X: Matrix - variable X is of type Matrix
*X: Matrix - variable X is abstract
to_SingleCellExperiment(): SingleCellExperiment - function to_SingleCellExperiment returns object of type SingleCellExperiment
*to_SingleCellExperiment() - function to_SingleCellExperiment is abstract

OO-framework

S4, RC, or R6?

S4 offers formal class definitions and multiple dispatch, making it suitable for complex projects, but may be verbose and slower compared to other systems.
RC provides reference semantics, familiar syntax, and encapsulation, yet it is less popular and can have performance issues.
R6 presents a simple and efficient OOP system with reference semantics and growing popularity, but lacks multiple dispatch and the formality of S4.

Choosing an OOP system depends on the project requirements, developer familiarity, and desired balance between formality, performance, and ease of use.

Approach

Implement inheritance objects for AbstractAnnData, HDF5AnnData, InMemoryAnnData
Only containing X, layers, obs, var for now
Implement base R S3 generics
Implement read_h5ad(), $write_h5ad()
Implement $to_SingleCellExperiment()
Add simple unit tests

Optional:

Add more fields (obsp, obsm, varp, varm, ...) --> see class diagram
Start implementing MuData
Implement $to_Seurat()
Implement ZarrAnnData
Implement ReticulateAnnData
Implement Bioconductor S3 generics

Challenges - Previously encountered issues

Below are previously encountered issues when reading h5ad files using hdf5r. They could be
to create test cases.

mojaveazure/seurat-disk#10: Conversion error with SeuratDisk when copying uns
PMBio/MuDataSeurat#8: PCA loadings issue

No test data yet:

PMBio/MuDataSeurat#14: H5Dvlen_reclaim invalid argument

Roadmap

Should we create a public road map / can I add the following items to the project board?

Before release 0.1.0:

Add News.md (#57)
Implement HDF5 base slot setters
Implement from_SingleCellExperiment (#59)
Implement from_Seurat (#60)
Release anndataR 0.1.0

Parallel to current release cycle:

Create functionality status tracker? (#53)
Create site with pkgdown (#61)

After release 0.1.0:

Add extra slots (varm, varp, obsm, obsp) to AbstractAnnData (#50)
- Implement InMemory extra slots (getters and setters)
- Implement HDF5 extra slots (getters and setters)
- Implement SingleCellExperimentConverter extra slots
- Implement SeuratConverter extra slots
Implement ReticulateAnnData (#48)

Answer 1 · 2023-05-03T14:47:04.000Z

All sounds good with me. Should we also start to be more disciplined about version number bumps with merges to the main branch? Maybe there's automation for that too...?

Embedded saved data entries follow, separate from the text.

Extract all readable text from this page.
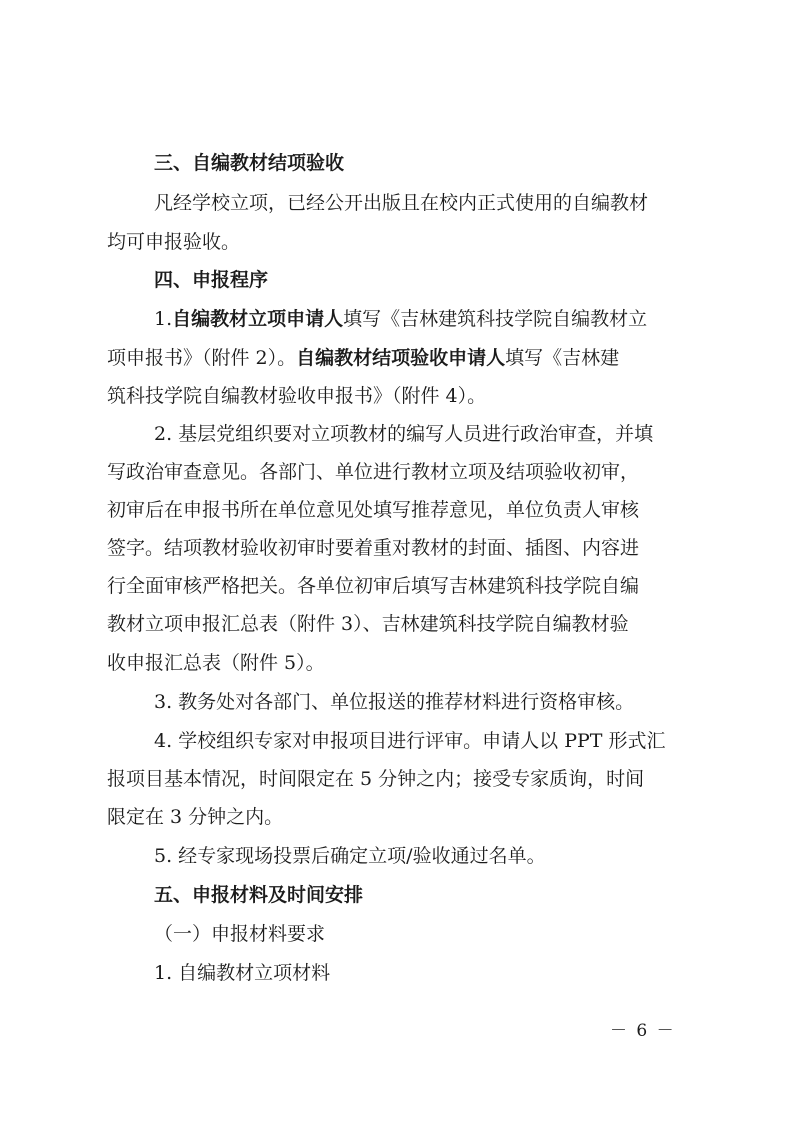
三、自编教材结项验收
凡经学校立项，已经公开出版且在校内正式使用的自编教材
均可申报验收。
四、申报程序
1.自编教材立项申请人填写《吉林建筑科技学院自编教材立
项申报书》（附件 2）。自编教材结项验收申请人填写《吉林建
筑科技学院自编教材验收申报书》（附件 4）。
2. 基层党组织要对立项教材的编写人员进行政治审查，并填
写政治审查意见。各部门、单位进行教材立项及结项验收初审，
初审后在申报书所在单位意见处填写推荐意见，单位负责人审核
签字。结项教材验收初审时要着重对教材的封面、插图、内容进
行全面审核严格把关。各单位初审后填写吉林建筑科技学院自编
教材立项申报汇总表（附件 3）、吉林建筑科技学院自编教材验
收申报汇总表（附件 5）。
3. 教务处对各部门、单位报送的推荐材料进行资格审核。
4. 学校组织专家对申报项目进行评审。申请人以 PPT 形式汇
报项目基本情况，时间限定在 5 分钟之内；接受专家质询，时间
限定在 3 分钟之内。
5. 经专家现场投票后确定立项/验收通过名单。
五、申报材料及时间安排
（一）申报材料要求
1. 自编教材立项材料
－ 6 －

Answer 2 · 2023-05-03T16:02:14.000Z

Good point. How about we release a version 0.1.0 once support for X, obs, var, obs_names, var_names and layers is implemented and unit tested for the HDF5AnnData, InMemoryAnnData, SeuratConverter and SingleCellExperimented?

From that point on, we add additional functionality by merging PRs into the main branch and adding changelog entries to CHANGELOG.md.

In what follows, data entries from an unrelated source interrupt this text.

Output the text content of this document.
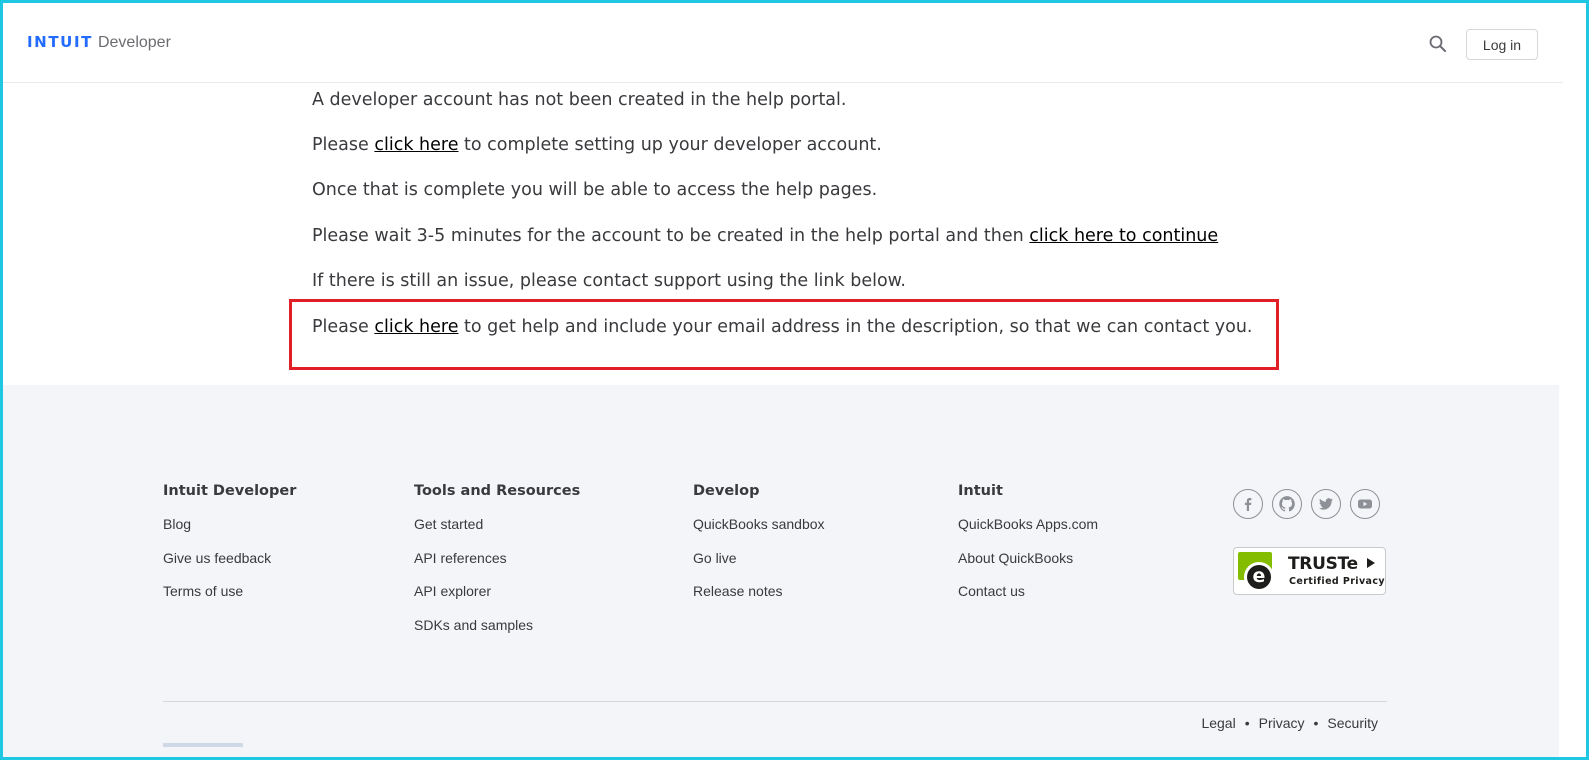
INTUIT Developer	Log in

A developer account has not been created in the help portal.

Please click here to complete setting up your developer account.

Once that is complete you will be able to access the help pages.

Please wait 3-5 minutes for the account to be created in the help portal and then click here to continue

If there is still an issue, please contact support using the link below.

Please click here to get help and include your email address in the description, so that we can contact you.

Intuit Developer
Blog
Give us feedback
Terms of use
Tools and Resources
Get started
API references
API explorer
SDKs and samples
Develop
QuickBooks sandbox
Go live
Release notes
Intuit
QuickBooks Apps.com
About QuickBooks
Contact us
e
TRUSTe
Certified Privacy
Legal • Privacy • Security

In my opinion we shouldn't merge #50 until the current classes are feature complete. @lazappi @mtmorgan WDYT?

Answer 3 · 2023-05-05T14:09:25.000Z

I'll mention https://github.com/neurogenomics/scKirby which I recently became aware of @bschilder. A very cursory look indicates that it could definitely leverage anndataR (it currently uses anndata) when it matures. It also contains 'innovations' like reticulate & basilisk conda-based environments for structured control of Python dependencies.